U.N. leader Ban Ki-moon said Friday that arming either side in the Syria conflict “would not be helpful” after the United States said it would step up military aid to Syrian rebels.
Ban told reporters he has been “consistently clear that providing arms to either side would not address this current situation. There is no such military solution.”
In a related story, Prime Minister Stephen Harper said Friday that Canada agreed with the United States’ assessment that the Syrian regime has used chemical weapons, calling it a “very dangerous” development.
“We share the view of our allies, based on the evidence that they have of the use of chemical weapons in Syria by the regime,” Harper told journalists in Paris after talks with French President Francois Hollande.

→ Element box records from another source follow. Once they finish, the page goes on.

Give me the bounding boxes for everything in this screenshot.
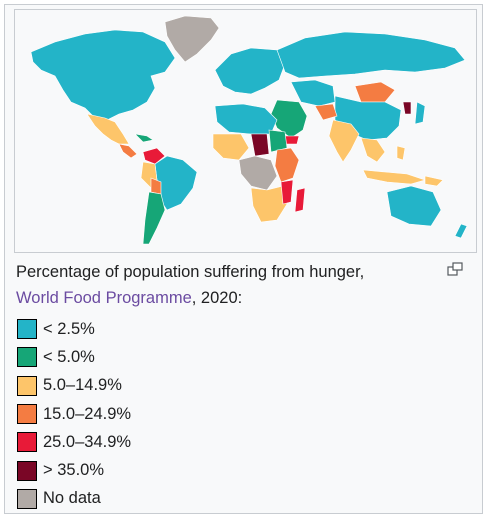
legend-item: 5.0–14.9% bbox=[17, 372, 131, 400]
legend-item: 15.0–24.9% bbox=[17, 400, 131, 428]
magnify-clip-icon[interactable] bbox=[447, 262, 463, 276]
region-mongolia bbox=[354, 81, 396, 103]
region-southern-africa bbox=[250, 185, 288, 223]
region-madagascar bbox=[294, 187, 306, 213]
region-chad bbox=[250, 133, 270, 157]
region-philippines bbox=[396, 145, 406, 161]
region-new-zealand bbox=[454, 223, 468, 239]
legend-label: 5.0–14.9% bbox=[43, 376, 122, 395]
legend-item: < 2.5% bbox=[17, 315, 131, 343]
legend-swatch bbox=[17, 432, 37, 453]
legend-swatch bbox=[17, 375, 37, 396]
region-central-america bbox=[118, 143, 138, 159]
legend-item: 25.0–34.9% bbox=[17, 428, 131, 456]
region-russia bbox=[276, 31, 466, 79]
region-europe bbox=[214, 47, 286, 95]
legend-swatch bbox=[17, 319, 37, 340]
region-india bbox=[328, 119, 360, 163]
legend-swatch bbox=[17, 347, 37, 368]
legend-label: > 35.0% bbox=[43, 461, 105, 480]
region-venezuela bbox=[142, 147, 166, 165]
legend-label: 15.0–24.9% bbox=[43, 404, 132, 423]
region-east-africa bbox=[274, 147, 300, 183]
region-yemen bbox=[284, 135, 300, 145]
legend-item: > 35.0% bbox=[17, 456, 131, 484]
thumbnail-frame: Percentage of population suffering from … bbox=[4, 4, 483, 514]
region-australia bbox=[386, 185, 442, 227]
region-central-africa bbox=[238, 155, 278, 191]
legend-label: No data bbox=[43, 489, 101, 508]
legend-label: 25.0–34.9% bbox=[43, 432, 132, 451]
region-caribbean bbox=[134, 133, 154, 143]
region-north-korea bbox=[402, 101, 412, 115]
region-japan bbox=[414, 101, 426, 125]
legend-swatch bbox=[17, 460, 37, 481]
region-north-africa bbox=[214, 103, 278, 135]
caption-year: , 2020: bbox=[191, 289, 243, 307]
region-sudan bbox=[268, 129, 288, 153]
region-indonesia bbox=[362, 169, 427, 185]
legend-label: < 5.0% bbox=[43, 347, 95, 366]
region-southeast-asia bbox=[360, 137, 386, 163]
map-svg bbox=[30, 15, 468, 245]
legend-swatch bbox=[17, 488, 37, 509]
region-argentina bbox=[142, 191, 166, 245]
region-central-asia bbox=[290, 79, 336, 107]
legend-label: < 2.5% bbox=[43, 319, 95, 338]
region-greenland bbox=[164, 15, 220, 63]
legend-item: No data bbox=[17, 485, 131, 513]
region-mexico bbox=[86, 113, 130, 145]
region-west-africa bbox=[212, 133, 250, 161]
caption-line1: Percentage of population suffering from … bbox=[16, 263, 365, 281]
map-caption: Percentage of population suffering from … bbox=[16, 259, 471, 311]
map-legend: < 2.5% < 5.0% 5.0–14.9% 15.0–24.9% 25.0–… bbox=[17, 315, 131, 513]
world-hunger-map[interactable] bbox=[14, 9, 477, 253]
world-food-programme-link[interactable]: World Food Programme bbox=[16, 289, 192, 307]
legend-swatch bbox=[17, 404, 37, 425]
legend-item: < 5.0% bbox=[17, 343, 131, 371]
region-mozambique bbox=[280, 179, 294, 205]
region-afghanistan bbox=[314, 103, 338, 121]
region-papua bbox=[424, 175, 444, 187]
region-north-america bbox=[30, 29, 176, 121]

He called the use of chemical weapons “a very dangerous development, not only for Syria but for the entire region” and said he was looking forward to discussing the issue with other leaders at next week’s G8 summit in Northern Ireland.
U.S. President Barack Obama’s administration said Thursday it had conducted a review of intelligence reports and concluded that Syrian regime forces had used banned arms, including sarin nerve gas, in attacks that killed up to 150 people.
“The White House confirmed what France already knew -- the presence of chemical weapons and their use, even if we don’t know to what extent,” Hollande said at a joint press conference with Harper.
“This revelation confirms that we must put pressure on Bashar al-Assad” including “pressure on the military front,” Hollande said.